Kota Dunia Koq Banjir?

Rekaman banjir SulSel dari berbagai sumber
Rekaman banjir SulSel dari berbagai sumber

Mimpi jadi kota dunia memang mengasyikkan, memberi semangat untuk jadi kota yang benar-benar moderen tanpa harus kehilangan identitas lokal. Tapi…

Sebagai orang Indonesia kita pasti tahu dong kalau bulan berakhiran BER adalah bulan ketika hujan semakin rajin menyambangi sebagian besar kota-kota di Indonesia. Salah satunya adalah kota Makassar yang dipercaya punya curah hujan sangat tinggi. Di saat tertentu, kota Makassar bisa diguyur hujan seminggu penuh nyaris tanpa henti.

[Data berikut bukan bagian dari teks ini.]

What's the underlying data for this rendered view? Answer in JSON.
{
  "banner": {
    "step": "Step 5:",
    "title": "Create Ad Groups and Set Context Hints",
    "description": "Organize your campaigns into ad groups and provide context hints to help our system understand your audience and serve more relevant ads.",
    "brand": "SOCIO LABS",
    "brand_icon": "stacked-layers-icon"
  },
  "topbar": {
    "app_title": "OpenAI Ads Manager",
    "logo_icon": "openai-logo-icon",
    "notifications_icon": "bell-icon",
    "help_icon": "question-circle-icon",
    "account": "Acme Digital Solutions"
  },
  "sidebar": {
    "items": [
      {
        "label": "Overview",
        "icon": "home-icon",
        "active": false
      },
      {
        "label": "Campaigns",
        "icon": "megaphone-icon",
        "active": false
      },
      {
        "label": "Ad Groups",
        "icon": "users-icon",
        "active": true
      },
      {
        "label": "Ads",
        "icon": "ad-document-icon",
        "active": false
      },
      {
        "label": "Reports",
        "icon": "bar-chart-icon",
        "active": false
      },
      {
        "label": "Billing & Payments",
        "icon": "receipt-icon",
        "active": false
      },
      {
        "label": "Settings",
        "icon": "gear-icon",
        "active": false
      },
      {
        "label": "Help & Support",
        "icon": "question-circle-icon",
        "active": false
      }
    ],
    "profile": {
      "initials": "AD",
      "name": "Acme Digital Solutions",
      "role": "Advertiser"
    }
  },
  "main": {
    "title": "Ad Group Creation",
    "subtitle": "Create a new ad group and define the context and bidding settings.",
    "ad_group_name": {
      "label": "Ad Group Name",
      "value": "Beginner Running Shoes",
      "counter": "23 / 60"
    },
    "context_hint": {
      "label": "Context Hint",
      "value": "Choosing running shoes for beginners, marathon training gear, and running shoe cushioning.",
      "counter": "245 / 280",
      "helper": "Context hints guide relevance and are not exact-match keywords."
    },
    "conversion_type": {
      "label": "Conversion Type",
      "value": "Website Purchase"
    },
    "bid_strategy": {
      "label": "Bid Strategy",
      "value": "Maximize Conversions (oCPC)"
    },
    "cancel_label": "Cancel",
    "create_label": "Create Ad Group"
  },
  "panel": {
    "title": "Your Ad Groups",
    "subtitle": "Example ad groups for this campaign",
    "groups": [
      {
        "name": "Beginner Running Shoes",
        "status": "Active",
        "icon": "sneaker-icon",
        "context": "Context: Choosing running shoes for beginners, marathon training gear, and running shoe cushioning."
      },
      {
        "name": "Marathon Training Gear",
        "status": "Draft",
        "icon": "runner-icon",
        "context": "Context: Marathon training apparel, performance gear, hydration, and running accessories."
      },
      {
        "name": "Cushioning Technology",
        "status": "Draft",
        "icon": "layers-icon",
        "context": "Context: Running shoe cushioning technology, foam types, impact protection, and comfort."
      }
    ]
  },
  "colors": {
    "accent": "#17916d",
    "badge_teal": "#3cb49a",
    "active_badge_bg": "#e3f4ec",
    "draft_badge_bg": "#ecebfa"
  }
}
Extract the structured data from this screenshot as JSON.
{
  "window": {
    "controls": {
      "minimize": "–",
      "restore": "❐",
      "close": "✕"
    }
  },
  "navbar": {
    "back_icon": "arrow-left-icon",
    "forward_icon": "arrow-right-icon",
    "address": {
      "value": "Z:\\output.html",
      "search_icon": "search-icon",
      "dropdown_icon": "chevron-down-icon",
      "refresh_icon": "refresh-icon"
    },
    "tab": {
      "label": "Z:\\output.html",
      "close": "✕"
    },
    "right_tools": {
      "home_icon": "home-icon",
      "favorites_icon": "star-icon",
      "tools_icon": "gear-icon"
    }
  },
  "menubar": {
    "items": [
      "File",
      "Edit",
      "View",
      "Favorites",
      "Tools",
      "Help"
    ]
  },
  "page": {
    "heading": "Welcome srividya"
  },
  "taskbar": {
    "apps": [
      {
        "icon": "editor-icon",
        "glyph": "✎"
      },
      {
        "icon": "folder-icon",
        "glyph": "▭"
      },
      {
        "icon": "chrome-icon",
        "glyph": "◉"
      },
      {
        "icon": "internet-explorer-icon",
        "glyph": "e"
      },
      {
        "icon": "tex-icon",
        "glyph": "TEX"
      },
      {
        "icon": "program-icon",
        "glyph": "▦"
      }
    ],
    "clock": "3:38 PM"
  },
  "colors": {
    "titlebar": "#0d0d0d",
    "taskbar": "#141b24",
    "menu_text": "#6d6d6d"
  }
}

Beberapa tahun belakangan ini ada fenomena menarik ketika musim hujan makin mendekati puncaknya. Beberapa tempat di Makassar perlahan-lahan berubah seperti Venesia, air menggenang di jalan yang biasanya kering, sebagian malah masuk ke dalam rumah warga. Taruh beberapa gondola di sana dan lengkaplah pemandangan kota Venesia di kota Makassar.

Daerah yang paling menderita ketika hujan deras turun adalah daerah-daerah yang tidak jauh dari alur sungai atau daerah-daerah yang berdataran rendah. BTN Antara, BTN Hamzy dan sekitarnya yang berada di daerah Jl. Perintis Kemerdekaan sudah terlalu sering jadi langganan banjir. Daerah Antang dan Manggala di kecamatan Manggala juga sudah lama jadi langganan banjir, pun beberapa daerah di sekitar pantai.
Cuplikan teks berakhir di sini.